Development of a 3D printed multiple unit particle system (MUPS) containing metoprolol succinate

This study presents the development and characterisation of dual extrusion 3D printed multiple unit particle system (MUPS) tablets incorporating metoprolol succinate. Pharmaceutical-grade filaments were prepared via hot-melt extrusion, comprising a drug loaded sustained release formulation of Eudragit® RL PO, and a rapidly disintegrating tablet shell formulation based on Kollicoat® IR. The use of fused filament fabrication enabled the integration of drug-loaded cylindrical particles within the tablet shell. Comprehensive morphological and structural analyses, including scanning electron microscopy, X-ray micro-computed tomography, and digital microscopy, confirmed uniform particle geometry and distribution. The manufactured tablets met European Pharmacopoeia (Ph. Eur.) specifications for mass uniformity. Disintegration testing demonstrated complete disintegration of the tablet shell within 15 min. X-ray powder diffraction indicated the active pharmaceutical ingredient (API) was present in an amorphous state post-processing.
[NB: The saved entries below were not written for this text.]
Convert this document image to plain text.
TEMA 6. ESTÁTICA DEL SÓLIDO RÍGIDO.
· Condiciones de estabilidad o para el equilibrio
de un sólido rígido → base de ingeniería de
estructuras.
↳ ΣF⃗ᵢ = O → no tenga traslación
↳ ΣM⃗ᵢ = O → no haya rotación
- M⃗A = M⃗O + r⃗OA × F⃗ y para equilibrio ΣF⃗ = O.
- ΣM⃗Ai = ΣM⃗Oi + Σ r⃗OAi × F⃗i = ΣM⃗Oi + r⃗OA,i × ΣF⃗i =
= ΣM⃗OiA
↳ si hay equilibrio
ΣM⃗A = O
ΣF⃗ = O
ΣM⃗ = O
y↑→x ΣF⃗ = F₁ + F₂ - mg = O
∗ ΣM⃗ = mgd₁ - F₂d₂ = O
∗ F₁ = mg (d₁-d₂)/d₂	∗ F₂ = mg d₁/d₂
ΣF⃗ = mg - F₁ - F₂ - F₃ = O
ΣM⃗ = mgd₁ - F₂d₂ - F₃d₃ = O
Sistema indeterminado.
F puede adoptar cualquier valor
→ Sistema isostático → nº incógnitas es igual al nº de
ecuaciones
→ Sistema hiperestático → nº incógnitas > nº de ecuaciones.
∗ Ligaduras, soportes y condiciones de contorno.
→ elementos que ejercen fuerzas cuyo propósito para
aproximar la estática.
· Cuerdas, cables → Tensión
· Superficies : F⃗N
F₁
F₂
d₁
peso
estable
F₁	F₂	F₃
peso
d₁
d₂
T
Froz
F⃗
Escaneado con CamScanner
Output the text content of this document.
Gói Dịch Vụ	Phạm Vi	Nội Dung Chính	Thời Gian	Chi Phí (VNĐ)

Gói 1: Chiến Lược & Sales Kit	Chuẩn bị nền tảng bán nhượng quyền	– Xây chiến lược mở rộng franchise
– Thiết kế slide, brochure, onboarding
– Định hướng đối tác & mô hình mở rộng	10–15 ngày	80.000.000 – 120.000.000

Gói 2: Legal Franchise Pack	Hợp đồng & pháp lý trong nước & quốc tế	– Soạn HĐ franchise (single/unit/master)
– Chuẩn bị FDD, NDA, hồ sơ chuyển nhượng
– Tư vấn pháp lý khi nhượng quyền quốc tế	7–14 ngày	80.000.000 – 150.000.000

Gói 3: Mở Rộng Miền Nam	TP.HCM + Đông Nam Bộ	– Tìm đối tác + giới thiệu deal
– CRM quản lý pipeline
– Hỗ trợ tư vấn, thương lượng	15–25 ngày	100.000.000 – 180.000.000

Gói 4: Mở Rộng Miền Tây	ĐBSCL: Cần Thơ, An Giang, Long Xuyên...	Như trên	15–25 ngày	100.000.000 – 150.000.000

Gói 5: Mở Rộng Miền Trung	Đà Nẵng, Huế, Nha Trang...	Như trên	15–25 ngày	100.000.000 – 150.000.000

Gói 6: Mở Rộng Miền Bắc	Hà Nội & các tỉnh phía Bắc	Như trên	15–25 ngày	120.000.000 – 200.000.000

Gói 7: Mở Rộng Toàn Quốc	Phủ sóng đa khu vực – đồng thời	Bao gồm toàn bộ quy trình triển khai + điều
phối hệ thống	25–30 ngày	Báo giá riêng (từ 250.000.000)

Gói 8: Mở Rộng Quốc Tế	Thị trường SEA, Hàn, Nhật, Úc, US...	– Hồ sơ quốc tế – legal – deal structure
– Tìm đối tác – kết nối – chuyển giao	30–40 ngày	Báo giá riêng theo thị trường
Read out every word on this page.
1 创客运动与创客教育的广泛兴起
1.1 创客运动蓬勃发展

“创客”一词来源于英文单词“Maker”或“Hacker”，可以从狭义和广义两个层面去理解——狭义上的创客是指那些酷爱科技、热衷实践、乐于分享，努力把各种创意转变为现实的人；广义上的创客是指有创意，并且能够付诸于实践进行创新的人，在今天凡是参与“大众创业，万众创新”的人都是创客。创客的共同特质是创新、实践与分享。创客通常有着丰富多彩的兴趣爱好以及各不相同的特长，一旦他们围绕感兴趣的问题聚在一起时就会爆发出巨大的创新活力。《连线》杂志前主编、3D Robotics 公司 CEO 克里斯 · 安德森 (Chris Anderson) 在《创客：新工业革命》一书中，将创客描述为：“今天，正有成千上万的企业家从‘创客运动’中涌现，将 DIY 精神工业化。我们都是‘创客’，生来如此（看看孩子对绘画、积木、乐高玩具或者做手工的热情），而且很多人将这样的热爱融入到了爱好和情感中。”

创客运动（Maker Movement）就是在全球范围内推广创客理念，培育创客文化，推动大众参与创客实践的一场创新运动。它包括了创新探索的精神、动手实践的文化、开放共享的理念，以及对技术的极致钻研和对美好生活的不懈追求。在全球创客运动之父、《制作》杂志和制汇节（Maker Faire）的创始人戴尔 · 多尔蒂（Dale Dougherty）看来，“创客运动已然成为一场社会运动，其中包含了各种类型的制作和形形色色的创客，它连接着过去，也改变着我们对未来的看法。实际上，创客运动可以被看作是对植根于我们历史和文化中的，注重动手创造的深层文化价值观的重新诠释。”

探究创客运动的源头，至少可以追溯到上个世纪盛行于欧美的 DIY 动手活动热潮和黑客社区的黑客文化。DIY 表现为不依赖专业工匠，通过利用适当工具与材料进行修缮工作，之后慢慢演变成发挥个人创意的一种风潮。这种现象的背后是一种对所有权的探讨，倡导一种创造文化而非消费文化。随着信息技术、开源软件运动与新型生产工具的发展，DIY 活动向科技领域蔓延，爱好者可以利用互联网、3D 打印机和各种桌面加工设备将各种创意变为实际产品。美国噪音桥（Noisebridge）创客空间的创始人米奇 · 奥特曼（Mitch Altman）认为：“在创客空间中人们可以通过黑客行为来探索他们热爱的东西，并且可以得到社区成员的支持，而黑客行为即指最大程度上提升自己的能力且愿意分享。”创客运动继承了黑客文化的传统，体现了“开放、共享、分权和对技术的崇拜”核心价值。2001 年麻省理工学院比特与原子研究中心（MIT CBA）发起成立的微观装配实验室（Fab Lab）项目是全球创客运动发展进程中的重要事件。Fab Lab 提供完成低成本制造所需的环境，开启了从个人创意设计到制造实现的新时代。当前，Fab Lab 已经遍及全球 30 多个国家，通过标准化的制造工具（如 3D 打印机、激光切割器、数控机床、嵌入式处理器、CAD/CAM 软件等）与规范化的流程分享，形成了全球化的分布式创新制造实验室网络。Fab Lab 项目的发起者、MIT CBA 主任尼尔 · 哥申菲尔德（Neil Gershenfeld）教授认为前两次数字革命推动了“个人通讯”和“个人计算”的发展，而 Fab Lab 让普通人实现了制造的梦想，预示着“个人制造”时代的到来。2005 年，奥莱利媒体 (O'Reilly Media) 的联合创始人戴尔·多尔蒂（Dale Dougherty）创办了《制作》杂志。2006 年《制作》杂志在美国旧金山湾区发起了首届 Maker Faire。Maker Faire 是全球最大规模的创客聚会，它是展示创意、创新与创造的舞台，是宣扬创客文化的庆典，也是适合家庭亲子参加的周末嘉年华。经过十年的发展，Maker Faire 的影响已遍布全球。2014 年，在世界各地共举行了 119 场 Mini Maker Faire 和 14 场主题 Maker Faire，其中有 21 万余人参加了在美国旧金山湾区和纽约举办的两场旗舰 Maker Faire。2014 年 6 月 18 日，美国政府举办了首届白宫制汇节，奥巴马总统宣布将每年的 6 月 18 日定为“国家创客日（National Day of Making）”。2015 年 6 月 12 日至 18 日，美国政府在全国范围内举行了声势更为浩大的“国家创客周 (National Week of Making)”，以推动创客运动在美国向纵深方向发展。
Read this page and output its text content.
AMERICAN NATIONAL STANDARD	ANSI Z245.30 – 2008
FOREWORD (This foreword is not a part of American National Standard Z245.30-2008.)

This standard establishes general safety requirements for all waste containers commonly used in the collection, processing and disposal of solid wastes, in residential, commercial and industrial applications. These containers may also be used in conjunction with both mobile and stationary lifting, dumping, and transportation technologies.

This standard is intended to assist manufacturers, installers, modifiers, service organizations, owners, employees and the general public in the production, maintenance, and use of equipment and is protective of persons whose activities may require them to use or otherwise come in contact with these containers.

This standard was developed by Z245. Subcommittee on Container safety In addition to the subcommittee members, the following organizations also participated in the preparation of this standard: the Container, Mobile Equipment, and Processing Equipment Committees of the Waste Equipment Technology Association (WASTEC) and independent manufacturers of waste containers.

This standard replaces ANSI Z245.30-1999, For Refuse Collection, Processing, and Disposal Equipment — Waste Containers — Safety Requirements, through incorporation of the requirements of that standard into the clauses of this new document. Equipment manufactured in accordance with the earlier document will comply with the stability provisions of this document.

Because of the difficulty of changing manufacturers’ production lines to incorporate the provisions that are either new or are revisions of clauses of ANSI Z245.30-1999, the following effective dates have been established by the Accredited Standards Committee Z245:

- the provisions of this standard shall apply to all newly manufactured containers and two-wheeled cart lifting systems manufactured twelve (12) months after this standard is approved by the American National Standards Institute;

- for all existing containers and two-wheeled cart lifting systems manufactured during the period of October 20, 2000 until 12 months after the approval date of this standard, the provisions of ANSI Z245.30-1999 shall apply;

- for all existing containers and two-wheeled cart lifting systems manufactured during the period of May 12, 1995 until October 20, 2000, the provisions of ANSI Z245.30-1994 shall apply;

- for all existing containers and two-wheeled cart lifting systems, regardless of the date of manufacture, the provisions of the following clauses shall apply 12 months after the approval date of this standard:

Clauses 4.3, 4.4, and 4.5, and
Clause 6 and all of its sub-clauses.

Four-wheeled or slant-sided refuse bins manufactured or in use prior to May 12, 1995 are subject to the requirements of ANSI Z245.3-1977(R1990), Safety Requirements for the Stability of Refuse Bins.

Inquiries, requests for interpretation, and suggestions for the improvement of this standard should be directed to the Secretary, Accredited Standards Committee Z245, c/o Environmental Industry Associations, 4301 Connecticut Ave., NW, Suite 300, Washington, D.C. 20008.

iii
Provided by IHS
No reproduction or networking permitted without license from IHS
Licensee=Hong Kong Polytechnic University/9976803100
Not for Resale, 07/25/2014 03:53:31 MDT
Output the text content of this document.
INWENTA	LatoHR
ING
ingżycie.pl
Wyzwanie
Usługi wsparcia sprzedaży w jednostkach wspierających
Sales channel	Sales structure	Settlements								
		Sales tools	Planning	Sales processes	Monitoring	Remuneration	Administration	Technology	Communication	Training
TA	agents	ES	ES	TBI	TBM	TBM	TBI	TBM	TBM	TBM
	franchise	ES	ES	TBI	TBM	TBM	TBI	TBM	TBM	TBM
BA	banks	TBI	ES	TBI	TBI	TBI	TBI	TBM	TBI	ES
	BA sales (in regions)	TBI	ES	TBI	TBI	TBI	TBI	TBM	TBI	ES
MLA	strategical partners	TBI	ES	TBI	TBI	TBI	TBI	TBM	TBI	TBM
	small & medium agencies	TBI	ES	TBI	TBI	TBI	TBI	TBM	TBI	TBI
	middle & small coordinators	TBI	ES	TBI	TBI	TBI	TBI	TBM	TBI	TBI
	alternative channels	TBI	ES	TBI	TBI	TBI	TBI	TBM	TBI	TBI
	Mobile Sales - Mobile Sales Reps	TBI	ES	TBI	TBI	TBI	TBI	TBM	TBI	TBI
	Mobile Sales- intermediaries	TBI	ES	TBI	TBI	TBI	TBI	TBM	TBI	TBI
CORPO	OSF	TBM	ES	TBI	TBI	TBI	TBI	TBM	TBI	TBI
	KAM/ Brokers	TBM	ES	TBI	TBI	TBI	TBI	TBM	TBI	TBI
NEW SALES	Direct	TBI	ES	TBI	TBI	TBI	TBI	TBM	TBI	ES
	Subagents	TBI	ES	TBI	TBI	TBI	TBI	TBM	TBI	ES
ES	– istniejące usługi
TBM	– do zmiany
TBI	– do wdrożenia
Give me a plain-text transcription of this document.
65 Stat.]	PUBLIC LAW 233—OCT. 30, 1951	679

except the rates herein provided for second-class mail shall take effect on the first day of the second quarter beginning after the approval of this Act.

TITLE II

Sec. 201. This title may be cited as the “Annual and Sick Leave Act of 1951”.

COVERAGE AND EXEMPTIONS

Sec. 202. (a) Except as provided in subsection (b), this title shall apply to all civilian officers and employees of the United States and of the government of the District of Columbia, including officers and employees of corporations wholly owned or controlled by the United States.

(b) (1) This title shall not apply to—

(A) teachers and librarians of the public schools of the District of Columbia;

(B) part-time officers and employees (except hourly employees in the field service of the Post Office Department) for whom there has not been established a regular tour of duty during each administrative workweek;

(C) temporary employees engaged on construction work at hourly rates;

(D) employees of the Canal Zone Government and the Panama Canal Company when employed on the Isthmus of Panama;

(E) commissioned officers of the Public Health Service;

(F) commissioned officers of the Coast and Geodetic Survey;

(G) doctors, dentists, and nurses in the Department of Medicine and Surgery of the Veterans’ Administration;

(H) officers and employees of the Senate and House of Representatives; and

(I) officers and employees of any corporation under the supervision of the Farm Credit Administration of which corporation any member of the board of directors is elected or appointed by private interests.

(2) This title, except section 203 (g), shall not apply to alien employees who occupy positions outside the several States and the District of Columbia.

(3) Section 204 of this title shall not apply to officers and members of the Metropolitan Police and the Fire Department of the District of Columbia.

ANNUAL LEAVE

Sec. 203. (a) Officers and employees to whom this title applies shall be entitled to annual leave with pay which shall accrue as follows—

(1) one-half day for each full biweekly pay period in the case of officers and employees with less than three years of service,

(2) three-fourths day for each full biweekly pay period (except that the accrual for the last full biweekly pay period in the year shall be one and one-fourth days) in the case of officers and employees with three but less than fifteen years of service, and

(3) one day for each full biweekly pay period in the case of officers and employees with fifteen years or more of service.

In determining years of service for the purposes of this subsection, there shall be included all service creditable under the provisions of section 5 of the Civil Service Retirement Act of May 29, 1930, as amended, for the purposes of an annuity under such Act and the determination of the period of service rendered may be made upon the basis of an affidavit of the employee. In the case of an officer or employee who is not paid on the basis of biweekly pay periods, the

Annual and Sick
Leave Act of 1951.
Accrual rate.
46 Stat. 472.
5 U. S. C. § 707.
High-performance liquid chromatography analysis revealed thermal degradation during 3D printing, with a reduction in API content from 97.8 % in the extruded filament to 65.9 % in the printed MUPS tablets. A linear correlation between the number of printed particle layers and the final drug content was shown, supporting the concept of dose individualisation. In vitro dissolution testing showed that 80 % of the incorporated API was released within 105 to 150 min. The findings confirm the feasibility of producing API-3D-MUPS tablets using pharmaceutical-grade materials, while also identifying critical product defects, formulation and process parameters such as thermal instability of the API or particle agglomeration - that require further optimisation of formulation and process parameters to enable broader application in personalised drug delivery.